Wednesday, July 30, 2014

Summer Training with Taijiquan Master, Dr. Jesse Tsao

I was honored to join the summer taiji training with Master Jesse and a couple dozen wonderful folk from many places in the USA and beyond.
But how to distill such a wonderful and intense week into a short blog? With difficulty! As they say with any good story; "You had to be there!"
The week was themed around the idea of neigong—internal energy cultivation—and Master Jesse taught us in three areas: neigong in a new short form—mini compact taiji, based on the Chen system; neigong in each of the long forms in the main family traditions of Chen, Yang, Sun and Wu; and neigong in push hands play.
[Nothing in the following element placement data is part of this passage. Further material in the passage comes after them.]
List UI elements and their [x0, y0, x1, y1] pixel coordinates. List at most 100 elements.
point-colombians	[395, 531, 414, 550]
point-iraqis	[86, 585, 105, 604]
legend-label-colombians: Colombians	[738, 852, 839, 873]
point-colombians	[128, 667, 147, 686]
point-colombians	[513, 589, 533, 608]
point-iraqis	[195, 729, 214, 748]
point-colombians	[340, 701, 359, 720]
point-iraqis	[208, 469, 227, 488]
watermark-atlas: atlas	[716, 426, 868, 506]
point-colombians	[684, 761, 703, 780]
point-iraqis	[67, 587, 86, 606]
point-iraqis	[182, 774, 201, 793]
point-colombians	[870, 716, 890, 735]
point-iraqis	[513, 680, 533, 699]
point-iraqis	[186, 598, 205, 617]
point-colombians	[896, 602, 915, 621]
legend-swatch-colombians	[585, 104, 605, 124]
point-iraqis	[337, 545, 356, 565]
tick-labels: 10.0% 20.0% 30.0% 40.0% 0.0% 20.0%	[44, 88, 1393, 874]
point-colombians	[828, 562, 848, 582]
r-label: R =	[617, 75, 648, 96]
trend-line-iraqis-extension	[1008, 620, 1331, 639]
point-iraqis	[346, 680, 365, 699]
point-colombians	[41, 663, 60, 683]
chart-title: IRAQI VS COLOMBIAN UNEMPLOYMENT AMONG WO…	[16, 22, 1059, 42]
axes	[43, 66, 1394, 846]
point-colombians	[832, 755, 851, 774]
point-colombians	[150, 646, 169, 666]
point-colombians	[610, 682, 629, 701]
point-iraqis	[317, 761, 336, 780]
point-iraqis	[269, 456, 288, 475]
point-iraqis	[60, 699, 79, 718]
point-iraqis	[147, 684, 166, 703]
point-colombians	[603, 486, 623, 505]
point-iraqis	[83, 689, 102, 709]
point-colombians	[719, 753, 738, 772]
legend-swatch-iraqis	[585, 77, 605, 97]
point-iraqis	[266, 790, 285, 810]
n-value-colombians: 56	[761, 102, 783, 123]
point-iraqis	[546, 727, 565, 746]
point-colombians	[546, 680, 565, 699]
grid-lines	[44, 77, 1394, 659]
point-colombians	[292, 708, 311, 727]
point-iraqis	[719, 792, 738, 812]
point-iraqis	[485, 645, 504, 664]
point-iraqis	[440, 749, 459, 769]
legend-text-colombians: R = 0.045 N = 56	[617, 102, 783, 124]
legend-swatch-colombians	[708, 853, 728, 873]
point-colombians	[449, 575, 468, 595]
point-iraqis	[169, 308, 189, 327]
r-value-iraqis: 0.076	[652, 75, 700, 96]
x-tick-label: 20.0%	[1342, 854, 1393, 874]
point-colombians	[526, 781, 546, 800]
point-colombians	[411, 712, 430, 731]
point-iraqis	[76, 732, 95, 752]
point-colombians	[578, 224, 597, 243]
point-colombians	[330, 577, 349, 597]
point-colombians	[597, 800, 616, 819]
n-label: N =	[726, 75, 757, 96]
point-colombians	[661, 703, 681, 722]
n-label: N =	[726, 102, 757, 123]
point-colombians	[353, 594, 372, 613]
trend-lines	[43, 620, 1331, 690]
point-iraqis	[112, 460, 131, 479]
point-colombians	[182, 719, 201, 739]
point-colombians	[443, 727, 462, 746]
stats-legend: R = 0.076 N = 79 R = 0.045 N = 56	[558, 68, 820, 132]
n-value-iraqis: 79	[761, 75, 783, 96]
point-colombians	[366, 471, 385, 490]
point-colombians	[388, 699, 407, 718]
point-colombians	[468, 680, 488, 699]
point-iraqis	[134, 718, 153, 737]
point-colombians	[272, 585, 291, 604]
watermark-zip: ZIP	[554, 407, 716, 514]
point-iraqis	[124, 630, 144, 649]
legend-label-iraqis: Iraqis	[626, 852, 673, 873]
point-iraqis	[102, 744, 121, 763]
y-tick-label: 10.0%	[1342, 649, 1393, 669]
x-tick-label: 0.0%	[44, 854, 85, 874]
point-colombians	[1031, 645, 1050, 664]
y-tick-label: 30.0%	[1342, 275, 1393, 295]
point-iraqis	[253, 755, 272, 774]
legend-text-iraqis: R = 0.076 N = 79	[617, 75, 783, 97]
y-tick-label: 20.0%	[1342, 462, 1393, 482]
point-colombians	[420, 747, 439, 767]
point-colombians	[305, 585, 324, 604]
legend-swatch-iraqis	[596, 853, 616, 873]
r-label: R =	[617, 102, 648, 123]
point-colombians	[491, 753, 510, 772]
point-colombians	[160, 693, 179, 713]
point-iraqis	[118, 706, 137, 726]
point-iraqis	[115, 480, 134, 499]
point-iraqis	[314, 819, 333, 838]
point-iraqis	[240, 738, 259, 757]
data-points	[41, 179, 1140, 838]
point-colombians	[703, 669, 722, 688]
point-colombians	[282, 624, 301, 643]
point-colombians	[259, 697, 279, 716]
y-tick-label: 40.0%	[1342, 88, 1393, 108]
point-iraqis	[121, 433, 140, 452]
Much of the week focussed on the core concepts of taiji that can be applied in any style. As Jesse teaches, this is like learning a formula rather than memorizing the answer to a math question. The formula can be applied in many situations. Yet, like some math formulas, the core concepts of taiji, though easily stated, take much practice for a player to become proficient. Simply stated the core concepts are: 1) settle down before any movement (feet, hips, shoulders), 2) practice the "figure eight" from heel to opposite toes, to same foot heel, to opposite toes, and 3) become aware of the connections between the three "rings of energy," feet and hands, knees and elbows, hips and shoulders. I used to think that patting the head and rubbing the tummy at the same time was difficult, but this? There are so many layers of somatic complexity. Whatever the style of taiji practices, these essential ideas form the core. Jesse taught us the principles using the Chen compact mini routine, and we then applied them to other forms. During the week I had opportunity to apply the principles in the long forms of Chen, Yang and Wu, with some shorter work with Sun. Chen and Yang long forms are my alternate daily practice. Wu and Sun were new to me and I enjoyed their different energies. The fluidity and power observed in taiji masters derives from the internalization of these principles with their effect in every posture and transition. When you look at taiji and it seems less flowing, wooden (sticklike) and disjointed, it is because these principles have not yet been internalized.
The testing out of the principles comes not only in the forms but in partner work often translated into English as "push hands." Jesse taught us that "control" is a better understanding than "push," and that hands are a minor part of the play. Much more it is about rooting, settling, centering, controlling your self (knowing your self) and only then controlling your partner (knowing your partner). There is immense subtlety in push hands. The temptation is always to overcommit, lose the center, panic, win at all costs, and save face. I learned from Jesse that much is about the Ego  and Ego-attachments. We win by losing. We invest in loss. This week I did a great deal of investment! (Not to mention a fair few bruises from my friends who sometimes gripped too hard!)
All in all, a wonderful week of learning, and a great deal of fun. I returned home with so many new insights, and in this morning's practice I already see the benefits.
Many thanks to all participants from whom I learned a great deal, to Isabelle, Alain and Thomas who cared for me above and beyond the call, and most of all to my sifu master Jesse, a wonderful, compassionate and extraordinary teacher.